Educar sin estereotipos es también enseñar a pensar críticamente. A no tragar entero. A sospechar de las verdades absolutas. Es enseñar a mirar con otros ojos, y a imaginar otros mundos posibles.
No se trata de “adoctrinar”, como a veces se teme. Se trata de garantizar que todos los niños y niñas se vean reflejados con dignidad en lo que aprenden. Y que también puedan ver reflejadas las múltiples posibilidades de ser, hacer y soñar que existen en la vida.

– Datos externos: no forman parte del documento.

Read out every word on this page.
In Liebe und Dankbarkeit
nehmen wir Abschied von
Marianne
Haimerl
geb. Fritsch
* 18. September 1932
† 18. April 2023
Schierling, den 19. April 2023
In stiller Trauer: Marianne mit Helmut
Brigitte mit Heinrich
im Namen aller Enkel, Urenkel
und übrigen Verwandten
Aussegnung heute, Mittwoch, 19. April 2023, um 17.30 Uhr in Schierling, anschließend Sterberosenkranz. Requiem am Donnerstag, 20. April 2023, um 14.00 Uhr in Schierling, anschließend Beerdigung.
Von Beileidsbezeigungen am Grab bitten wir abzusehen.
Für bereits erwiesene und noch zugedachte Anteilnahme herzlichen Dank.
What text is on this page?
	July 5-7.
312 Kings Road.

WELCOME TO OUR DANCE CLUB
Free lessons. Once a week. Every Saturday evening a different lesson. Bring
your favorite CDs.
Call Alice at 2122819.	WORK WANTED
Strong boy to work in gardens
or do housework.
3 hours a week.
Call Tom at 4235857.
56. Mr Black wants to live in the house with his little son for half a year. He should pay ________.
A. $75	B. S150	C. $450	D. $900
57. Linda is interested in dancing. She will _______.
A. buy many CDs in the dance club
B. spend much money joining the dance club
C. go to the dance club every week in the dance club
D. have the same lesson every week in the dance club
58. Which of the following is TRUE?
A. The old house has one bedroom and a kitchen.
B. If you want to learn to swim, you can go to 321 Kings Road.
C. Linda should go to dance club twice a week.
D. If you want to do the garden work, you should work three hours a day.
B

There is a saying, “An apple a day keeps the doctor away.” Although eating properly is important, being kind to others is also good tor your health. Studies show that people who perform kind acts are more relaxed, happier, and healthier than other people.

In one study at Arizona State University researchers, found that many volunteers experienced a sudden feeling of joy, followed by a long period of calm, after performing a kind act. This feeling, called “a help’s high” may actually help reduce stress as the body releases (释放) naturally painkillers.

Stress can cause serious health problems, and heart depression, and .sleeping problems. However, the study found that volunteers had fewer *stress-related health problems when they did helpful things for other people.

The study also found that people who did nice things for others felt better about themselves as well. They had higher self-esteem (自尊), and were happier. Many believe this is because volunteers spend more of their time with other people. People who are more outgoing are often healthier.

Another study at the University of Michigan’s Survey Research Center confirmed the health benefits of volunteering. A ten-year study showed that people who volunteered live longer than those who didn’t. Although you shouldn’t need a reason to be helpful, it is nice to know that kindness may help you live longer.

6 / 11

Porque la escuela no solo transmite conocimientos: transmite formas de ver el mundo. Y si queremos una sociedad más justa, equitativa y diversa, tenemos que empezar por cómo educamos.
En este nuevo año escolar que se aproxima, el llamado es claro: revisemos lo que enseñamos, cómo lo enseñamos y con qué materiales lo hacemos. A los centros educativos, les corresponde promover una mirada crítica sobre sus textos, imágenes y discursos. A las familias, acompañar este proceso desde el hogar, alentando la igualdad, la diversidad y el respeto desde las conversaciones cotidianas. La educación que ofrecemos hoy definirá las posibilidades de libertad y dignidad que tendrán nuestras niñas y niños mañana.